1715. Deputy Thomas Pringle asked the Taoiseach and Minister for Defence if he will make available the findings of the military investigation into the siege of Jadotville, which left the men of A Company 35th Infantry Battalion to fend for themselves without support; the number of soldiers interviewed as part of that investigation; the reasons A Company were detailed in Jadotville with only a verbal order while that week B Company and a Swedish company were pulled from their position in Jadotville; and if he will make a statement on the matter. (Question 41685/16 asked on 17 Jan 2017)
Minister of State at the Department of Defence Deputy Paul Kehoe: I propose to take Questions Nos. 1715 and 1716 together.
I was delighted to be able to formally recognise the collective bravery and actions of the men of A Company, 35th Infantry Battalion at a ceremony in Custume Barracks, Athlone on Saturday 17 September 2016. During this ceremony, I presented a Unit Citation to the Company in recognition of their collective bravery and professional performance during the Siege of Jadotville whilst cut-off from support and reinforcements.
I have been informed by the Military Authorities that, in the aftermath of the events which occurred at Jadotville, there was no formal military investigation and that official records remaining do not contain any information regarding the decision-making process underlying the reasons for the deployment of A Company.
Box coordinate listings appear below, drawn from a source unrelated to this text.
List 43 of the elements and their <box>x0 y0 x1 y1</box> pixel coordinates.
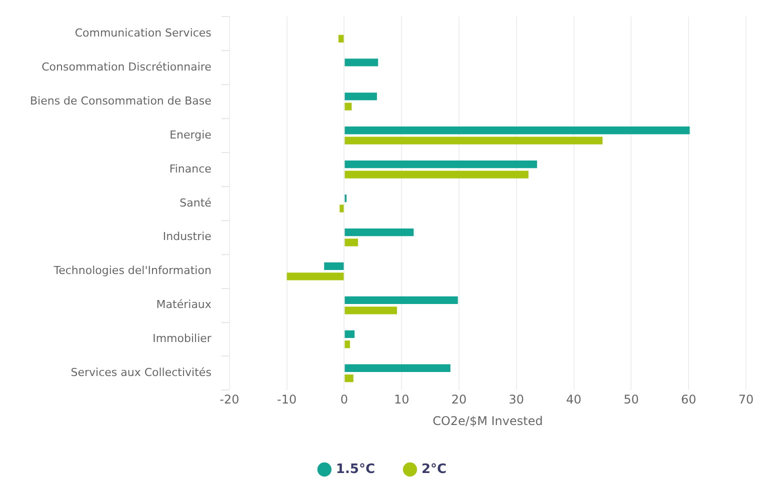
bar <box>344 102 352 110</box>
y-tick-label: Immobilier <box>152 332 212 346</box>
bar <box>344 364 450 372</box>
bar <box>344 228 414 236</box>
bar <box>344 92 377 100</box>
bar <box>344 238 358 246</box>
bar <box>344 296 458 304</box>
y-tick-label: Technologies del'Information <box>52 264 212 278</box>
x-tick-label: 10 <box>394 392 410 407</box>
bar <box>340 204 344 212</box>
x-axis-title: CO2e/$M Invested <box>432 414 543 428</box>
bar <box>344 340 350 348</box>
legend-label: 1.5°C <box>336 462 375 477</box>
bar <box>344 330 355 338</box>
x-tick-label: 60 <box>680 392 696 407</box>
bar <box>286 272 344 280</box>
y-tick-label: Services aux Collectivités <box>70 366 212 380</box>
bar <box>344 136 603 144</box>
x-tick-label: 0 <box>340 392 348 407</box>
x-tick-label: -10 <box>277 392 297 407</box>
y-tick-label: Communication Services <box>74 26 212 40</box>
x-tick-label: 30 <box>508 392 524 407</box>
y-tick-label: Santé <box>180 196 212 210</box>
y-tick-label: Industrie <box>162 230 212 244</box>
legend-label: 2°C <box>421 462 447 477</box>
y-tick-label: Biens de Consommation de Base <box>30 94 212 108</box>
x-tick-label: -20 <box>220 392 240 407</box>
bar <box>344 306 398 314</box>
y-tick-label: Matériaux <box>156 298 212 312</box>
y-tick-label: Finance <box>169 162 212 176</box>
x-tick-label: 40 <box>566 392 582 407</box>
y-tick-label: Consommation Discrétionnaire <box>42 60 212 74</box>
bar <box>344 126 690 134</box>
x-tick-label: 70 <box>738 392 754 407</box>
x-tick-label: 50 <box>624 392 639 407</box>
y-tick-label: Energie <box>170 128 212 142</box>
bar <box>344 170 528 178</box>
bar <box>344 58 378 66</box>
bar <box>344 374 354 382</box>
bar <box>338 34 344 42</box>
bar <box>344 160 538 168</box>
x-tick-label: 20 <box>451 392 467 407</box>
bar <box>324 262 344 270</box>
The Military Authorities have also confirmed there are no known recordings of radio transmissions from this overseas mission held in the Military Archives. However, it is known that two relief attempts were made by road; both were unsuccessful due to obstacles on the main supply route. A helicopter resupply was also conducted, bringing ammunition and water which had, unfortunately, been contaminated.
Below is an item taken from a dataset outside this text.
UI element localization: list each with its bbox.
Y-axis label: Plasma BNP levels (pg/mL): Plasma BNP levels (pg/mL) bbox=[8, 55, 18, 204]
In the 1960s, a Medals Board considered the issue of the award of medals to A Company. It considered the various cases presented and recommended that no medals would be awarded. The Chief of Staff of the day considered the findings of the Board and was satisfied. Subsequently the question was raised again in a letter to the then Chief, who forwarded the letter to the Medals Board. The Board indicated that the issues raised had received due consideration and that the Board was not prepared to alter its findings.
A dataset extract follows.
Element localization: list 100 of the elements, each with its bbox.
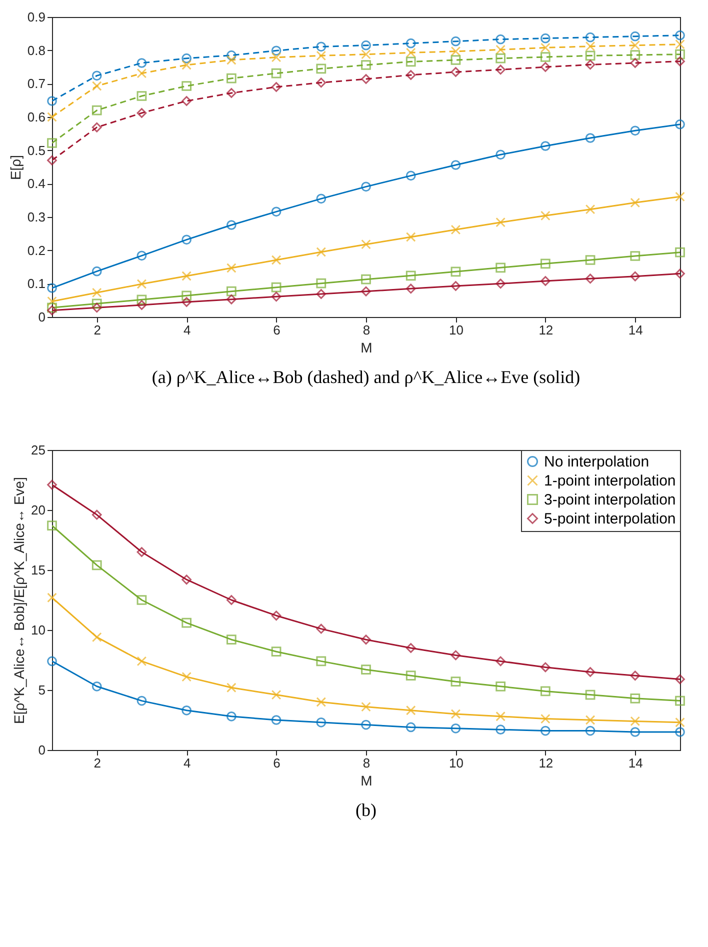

In 2004, the then Minister for Defence, initiated a re-examination of the Jadotville case on foot of a request from a retired Army Officer. A report was prepared by the Military Authorities and was based on the submission received and associated academic references as well as a review of information contained within the Military Archives. They recommended that the events of Jadotville, the actions of A Company and the contribution of the 35th Battalion be given appropriate recognition.
My decision to issue a Unit Citation and Insignia has formally acknowledged the collective bravery of the men of A Company 35th Infantry Battalion during the siege of Jadotville. This award was a first in the history of the Defence Forces and I am satisfied that it has provided appropriate recognition of the contributions made by all of the members of A company 35th Infantry Battalion.